“One of the most important books of poetry to come along in years.” —Craig Morgan Teicher, NPR
Named a Best Book of 2019 by NPR and Publishers Weekly, Hybrida is a stirring and confident examination of mixed-race identity, violence, and history skillfully rendered through the lens of motherhood. In an agile blend of zuihitsu, ghazal, mosaic poems, and lyric essays, Tina Chang “evokes the bottomless love and terror of motherhood as she describes raising her mixed-race son” (New York Times). Ambitious and revelatory, Hybrida establishes Chang as one of the most vital voices of her generation.

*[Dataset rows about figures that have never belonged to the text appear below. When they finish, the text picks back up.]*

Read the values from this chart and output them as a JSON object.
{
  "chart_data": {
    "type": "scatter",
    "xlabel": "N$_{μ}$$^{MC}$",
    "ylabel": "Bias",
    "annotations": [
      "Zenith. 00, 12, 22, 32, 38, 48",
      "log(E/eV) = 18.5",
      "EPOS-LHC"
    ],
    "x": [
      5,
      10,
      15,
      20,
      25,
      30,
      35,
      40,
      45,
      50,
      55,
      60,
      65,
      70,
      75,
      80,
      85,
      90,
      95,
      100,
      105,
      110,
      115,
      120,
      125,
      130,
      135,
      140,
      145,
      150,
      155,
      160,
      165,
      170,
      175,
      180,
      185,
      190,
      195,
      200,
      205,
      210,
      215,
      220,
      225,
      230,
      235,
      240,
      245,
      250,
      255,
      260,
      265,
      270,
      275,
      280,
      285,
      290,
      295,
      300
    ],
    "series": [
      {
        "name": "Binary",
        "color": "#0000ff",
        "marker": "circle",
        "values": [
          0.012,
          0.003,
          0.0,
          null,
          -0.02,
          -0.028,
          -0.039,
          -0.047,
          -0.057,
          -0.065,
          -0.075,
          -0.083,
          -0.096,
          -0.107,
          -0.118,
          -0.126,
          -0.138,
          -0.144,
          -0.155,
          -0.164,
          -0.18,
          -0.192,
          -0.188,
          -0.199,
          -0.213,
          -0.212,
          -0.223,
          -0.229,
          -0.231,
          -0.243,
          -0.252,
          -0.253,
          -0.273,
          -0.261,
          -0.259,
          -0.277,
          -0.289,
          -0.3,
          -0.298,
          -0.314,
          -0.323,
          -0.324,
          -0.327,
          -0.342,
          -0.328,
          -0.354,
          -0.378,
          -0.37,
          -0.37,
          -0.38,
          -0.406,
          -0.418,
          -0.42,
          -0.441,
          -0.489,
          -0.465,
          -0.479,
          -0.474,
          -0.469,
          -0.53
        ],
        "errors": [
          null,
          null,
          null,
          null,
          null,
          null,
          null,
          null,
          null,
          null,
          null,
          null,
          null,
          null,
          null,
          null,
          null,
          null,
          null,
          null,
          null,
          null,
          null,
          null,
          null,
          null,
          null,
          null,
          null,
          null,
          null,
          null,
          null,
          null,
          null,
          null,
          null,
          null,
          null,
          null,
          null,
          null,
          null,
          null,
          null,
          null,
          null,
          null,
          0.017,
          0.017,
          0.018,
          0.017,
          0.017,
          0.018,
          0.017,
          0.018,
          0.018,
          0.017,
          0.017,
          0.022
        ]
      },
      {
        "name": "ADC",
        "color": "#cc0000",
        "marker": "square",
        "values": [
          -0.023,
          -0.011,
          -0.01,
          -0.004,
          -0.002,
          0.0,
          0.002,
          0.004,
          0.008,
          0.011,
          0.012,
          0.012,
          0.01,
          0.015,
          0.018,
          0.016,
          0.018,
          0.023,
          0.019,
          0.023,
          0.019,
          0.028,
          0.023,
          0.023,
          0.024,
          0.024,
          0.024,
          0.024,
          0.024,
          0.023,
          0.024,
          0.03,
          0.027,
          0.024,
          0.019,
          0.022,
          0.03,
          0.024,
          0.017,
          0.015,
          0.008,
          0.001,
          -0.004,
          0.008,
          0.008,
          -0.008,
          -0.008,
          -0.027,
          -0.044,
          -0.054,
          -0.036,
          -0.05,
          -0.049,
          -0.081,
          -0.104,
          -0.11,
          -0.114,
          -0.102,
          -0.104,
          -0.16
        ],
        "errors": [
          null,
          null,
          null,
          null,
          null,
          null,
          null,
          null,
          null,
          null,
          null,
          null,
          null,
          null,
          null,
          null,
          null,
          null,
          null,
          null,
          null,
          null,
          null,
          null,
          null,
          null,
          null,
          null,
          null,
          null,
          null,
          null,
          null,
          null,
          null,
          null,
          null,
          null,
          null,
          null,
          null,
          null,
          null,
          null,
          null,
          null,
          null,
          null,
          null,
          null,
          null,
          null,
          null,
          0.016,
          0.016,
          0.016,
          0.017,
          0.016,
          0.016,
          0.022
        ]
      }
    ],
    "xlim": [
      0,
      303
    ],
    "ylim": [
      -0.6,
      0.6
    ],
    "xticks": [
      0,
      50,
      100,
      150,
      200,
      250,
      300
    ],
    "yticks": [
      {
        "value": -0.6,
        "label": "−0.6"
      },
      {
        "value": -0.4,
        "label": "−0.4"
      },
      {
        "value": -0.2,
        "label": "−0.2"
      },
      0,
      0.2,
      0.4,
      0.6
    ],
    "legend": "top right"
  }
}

The title of Chang's third collection signals a fusion of disparate elements, a hybrid that's been seemingly feminized. This m lange appears across an impressive array of forms: prose poems, ghazals, responses to artworks (by Alexandria Smith and Kara Walker, for example), the several-page "Bitch" and "Creation Myth," as well as verse that explores Chang's personal history. Primarily, though, this is a book about the speaker's son: her love for him, and how she and he negotiate his blackness in the world. In the opening poem, "He, Pronoun," she writes: "I have a right to fear for him,// though I have no right to claim his color./ His blackness is his to own and what will// my mouth say of that sweetness." The poem closes on the image of her son in her lap, a quotidian moment, but they "watch the door." With more urgency than a news article could achieve, Chang conveys the fear and rage at the reality that the color of her son's skin will mean she is unable to keep him safe. The title poem, subtitled "a zuihitsu," is a collage of questions and observations about identity, which at its end suggests hope for the future: "Wilderness/ of the mind. But it's changing."